How does this make it any better? As far as I can tell, it means that models will be compared with observations + estimates. The problem being in the assumptions made by the ‘interpolation’ of missing data. When other people have interpolated data, it has drawn criticism and complaints.
Thanks Ben – I don’t think I necessarily suggest that interpolation is better – it is a choice with pros and cons. Just means that comparisons need to be done carefully!
Don’t let people find out that the outcome of science is sensitive to choices!
It’s not clear from the update what the pros/cons of the two datasets are. Thus it appears that you’re saying that the GISS datasets, interpolations notwithstanding, sheds more light on something (we know not what). So for example, do we trade off the need for masking with a loss of certainty/confidence? You should say so. It’s also not immediately apparent what is happening between the different charts — a problem which is made worse by the rows using different scales on both axes.
Sadly, I think the need for more exposition here is because of the expectations that are on science. For instance, some are suggesting that prematurely over-interpreting the top left graph should incur the intervention of state regulators.
That might not be a debate you want to get into. And why would you? But the problem is that debate is the environment which your research and this blog feeds into, and hopefully informs.
Where did your update go?
People. Including those influentially in the media, have read that and formed conclusions about Rose. Will you tell them you have removed it?
Hi Barry – update was accidentally removed – now restored!

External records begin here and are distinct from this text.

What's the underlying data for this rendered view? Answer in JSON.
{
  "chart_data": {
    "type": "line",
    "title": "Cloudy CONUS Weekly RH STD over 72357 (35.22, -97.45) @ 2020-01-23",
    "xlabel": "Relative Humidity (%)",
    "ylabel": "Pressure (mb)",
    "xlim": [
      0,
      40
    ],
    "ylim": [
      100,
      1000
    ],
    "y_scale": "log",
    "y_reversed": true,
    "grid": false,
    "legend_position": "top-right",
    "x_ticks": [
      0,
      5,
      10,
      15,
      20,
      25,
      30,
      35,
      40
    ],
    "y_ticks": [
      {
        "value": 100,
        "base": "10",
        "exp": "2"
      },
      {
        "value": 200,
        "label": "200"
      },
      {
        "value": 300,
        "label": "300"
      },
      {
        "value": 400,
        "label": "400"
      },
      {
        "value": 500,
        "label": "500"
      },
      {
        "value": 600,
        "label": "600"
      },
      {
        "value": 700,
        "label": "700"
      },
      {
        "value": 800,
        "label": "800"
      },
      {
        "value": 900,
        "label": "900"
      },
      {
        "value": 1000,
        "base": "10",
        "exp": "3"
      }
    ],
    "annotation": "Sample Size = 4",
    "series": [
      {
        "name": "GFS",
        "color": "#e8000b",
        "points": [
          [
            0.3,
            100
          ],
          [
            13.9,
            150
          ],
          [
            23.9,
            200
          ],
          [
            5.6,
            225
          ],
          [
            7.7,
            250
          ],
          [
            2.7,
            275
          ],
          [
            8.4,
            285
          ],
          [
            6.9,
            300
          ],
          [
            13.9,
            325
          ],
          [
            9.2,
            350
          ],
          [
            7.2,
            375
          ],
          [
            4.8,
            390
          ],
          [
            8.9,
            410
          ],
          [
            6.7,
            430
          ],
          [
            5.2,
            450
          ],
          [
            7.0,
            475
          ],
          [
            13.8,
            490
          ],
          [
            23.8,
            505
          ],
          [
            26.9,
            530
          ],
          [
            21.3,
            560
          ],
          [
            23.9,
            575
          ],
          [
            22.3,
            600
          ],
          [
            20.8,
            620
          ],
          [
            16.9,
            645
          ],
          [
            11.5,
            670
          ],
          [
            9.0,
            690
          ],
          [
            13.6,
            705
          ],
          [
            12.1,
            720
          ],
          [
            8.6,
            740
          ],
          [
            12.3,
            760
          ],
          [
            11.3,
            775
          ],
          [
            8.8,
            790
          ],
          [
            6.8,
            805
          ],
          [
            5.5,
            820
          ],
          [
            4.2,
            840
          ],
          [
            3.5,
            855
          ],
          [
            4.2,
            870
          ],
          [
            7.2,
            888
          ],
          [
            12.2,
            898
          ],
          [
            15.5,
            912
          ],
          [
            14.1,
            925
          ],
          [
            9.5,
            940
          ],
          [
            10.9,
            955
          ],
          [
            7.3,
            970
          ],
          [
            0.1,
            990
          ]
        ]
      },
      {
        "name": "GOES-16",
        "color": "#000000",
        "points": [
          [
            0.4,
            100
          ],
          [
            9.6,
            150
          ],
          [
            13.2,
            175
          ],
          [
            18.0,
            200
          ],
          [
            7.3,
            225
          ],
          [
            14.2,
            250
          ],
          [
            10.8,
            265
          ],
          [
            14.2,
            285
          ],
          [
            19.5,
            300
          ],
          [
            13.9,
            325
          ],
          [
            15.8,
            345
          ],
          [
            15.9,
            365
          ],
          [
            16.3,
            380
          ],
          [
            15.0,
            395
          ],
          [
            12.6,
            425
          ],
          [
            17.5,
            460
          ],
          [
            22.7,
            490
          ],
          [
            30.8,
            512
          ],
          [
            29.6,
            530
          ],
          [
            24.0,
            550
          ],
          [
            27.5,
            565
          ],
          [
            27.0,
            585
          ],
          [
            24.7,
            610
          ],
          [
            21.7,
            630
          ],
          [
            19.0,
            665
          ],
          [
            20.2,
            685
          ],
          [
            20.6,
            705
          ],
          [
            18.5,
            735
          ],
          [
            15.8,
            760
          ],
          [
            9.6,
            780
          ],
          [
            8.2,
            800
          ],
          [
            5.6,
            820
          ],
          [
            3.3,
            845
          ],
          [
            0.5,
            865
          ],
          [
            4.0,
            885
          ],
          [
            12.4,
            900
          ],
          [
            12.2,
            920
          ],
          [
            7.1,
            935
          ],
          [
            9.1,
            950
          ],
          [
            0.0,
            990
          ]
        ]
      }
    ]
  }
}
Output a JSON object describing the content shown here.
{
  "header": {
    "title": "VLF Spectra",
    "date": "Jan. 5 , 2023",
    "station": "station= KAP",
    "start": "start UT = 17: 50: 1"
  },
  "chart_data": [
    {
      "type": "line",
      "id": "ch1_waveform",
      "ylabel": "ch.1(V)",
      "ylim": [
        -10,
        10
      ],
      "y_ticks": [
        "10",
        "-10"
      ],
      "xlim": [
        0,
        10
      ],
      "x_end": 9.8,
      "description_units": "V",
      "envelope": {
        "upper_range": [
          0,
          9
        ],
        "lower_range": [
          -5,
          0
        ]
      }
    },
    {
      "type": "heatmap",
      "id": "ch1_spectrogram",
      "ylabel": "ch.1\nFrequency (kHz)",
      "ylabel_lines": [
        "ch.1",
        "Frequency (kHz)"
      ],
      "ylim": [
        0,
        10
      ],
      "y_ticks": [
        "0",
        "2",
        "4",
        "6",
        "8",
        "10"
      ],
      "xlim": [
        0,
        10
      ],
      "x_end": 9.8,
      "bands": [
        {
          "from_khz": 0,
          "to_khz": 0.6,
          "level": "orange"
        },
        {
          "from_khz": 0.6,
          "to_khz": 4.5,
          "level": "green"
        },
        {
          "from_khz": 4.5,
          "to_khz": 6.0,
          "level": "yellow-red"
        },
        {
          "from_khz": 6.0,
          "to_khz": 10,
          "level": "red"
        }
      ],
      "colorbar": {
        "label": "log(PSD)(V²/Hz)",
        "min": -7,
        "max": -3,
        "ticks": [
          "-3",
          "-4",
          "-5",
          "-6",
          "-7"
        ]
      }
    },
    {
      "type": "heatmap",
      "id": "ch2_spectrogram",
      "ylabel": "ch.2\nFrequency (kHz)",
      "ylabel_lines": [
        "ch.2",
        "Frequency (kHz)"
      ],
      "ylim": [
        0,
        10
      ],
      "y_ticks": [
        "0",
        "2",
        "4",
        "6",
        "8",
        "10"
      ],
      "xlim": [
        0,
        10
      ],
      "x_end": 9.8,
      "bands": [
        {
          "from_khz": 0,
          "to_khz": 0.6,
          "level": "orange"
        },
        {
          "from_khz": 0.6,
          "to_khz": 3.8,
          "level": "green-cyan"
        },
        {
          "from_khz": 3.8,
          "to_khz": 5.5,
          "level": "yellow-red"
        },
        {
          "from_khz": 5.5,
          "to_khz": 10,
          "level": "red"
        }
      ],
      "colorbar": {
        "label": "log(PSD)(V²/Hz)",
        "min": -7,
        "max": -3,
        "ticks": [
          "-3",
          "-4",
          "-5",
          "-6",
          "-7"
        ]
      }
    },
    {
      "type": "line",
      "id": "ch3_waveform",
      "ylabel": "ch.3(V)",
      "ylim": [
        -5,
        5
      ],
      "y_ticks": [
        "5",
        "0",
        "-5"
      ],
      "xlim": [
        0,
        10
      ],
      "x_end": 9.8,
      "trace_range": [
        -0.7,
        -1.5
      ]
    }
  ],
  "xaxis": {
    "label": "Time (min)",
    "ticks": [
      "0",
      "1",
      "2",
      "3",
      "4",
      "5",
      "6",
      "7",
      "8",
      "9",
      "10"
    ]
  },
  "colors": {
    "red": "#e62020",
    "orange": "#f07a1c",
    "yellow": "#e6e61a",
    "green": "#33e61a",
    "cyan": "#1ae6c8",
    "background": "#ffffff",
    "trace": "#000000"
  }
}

I have sent you four papers on the prediction of the current warming slowdown made in ten years ago. This prediction can also be found from my four Chinese books. Extreme weather events are result of heating contrast but not the global warming or cooling.
Is the point of your new update to try to communicate that Rose or others should use two sided tests and so convert from 1 sided to two sided?
If you want to communicate that point clearly, you might consider actually using the words “two sided” “and one sided” in your update. Because, your figures do say the bounds are 5% and 95%, and — in fact– the 95% trace is the 95% trace if a test is one sided. If you want to make the point that Rose (or others) should understand the difference and somehow “know” that the test should be two sided even though your figures shows 1 sided intervals, you should make the point about the conversion directly. Don’t leave everyone who knows something about statistics a scratching their heads until they guess what point you might be trying to make.
I was never implying or using any particular test of consistency – the distribution of the model simulations are just shown as they are and compared with the observations.
I didn’t say you suggested a type of test. In fact, what I’m saying is your failure to mention types of tests in your update makes it less than clarifying– and rather more wrong that right. I’m saying owing to missing detail your update is confusing and sounds bizarre.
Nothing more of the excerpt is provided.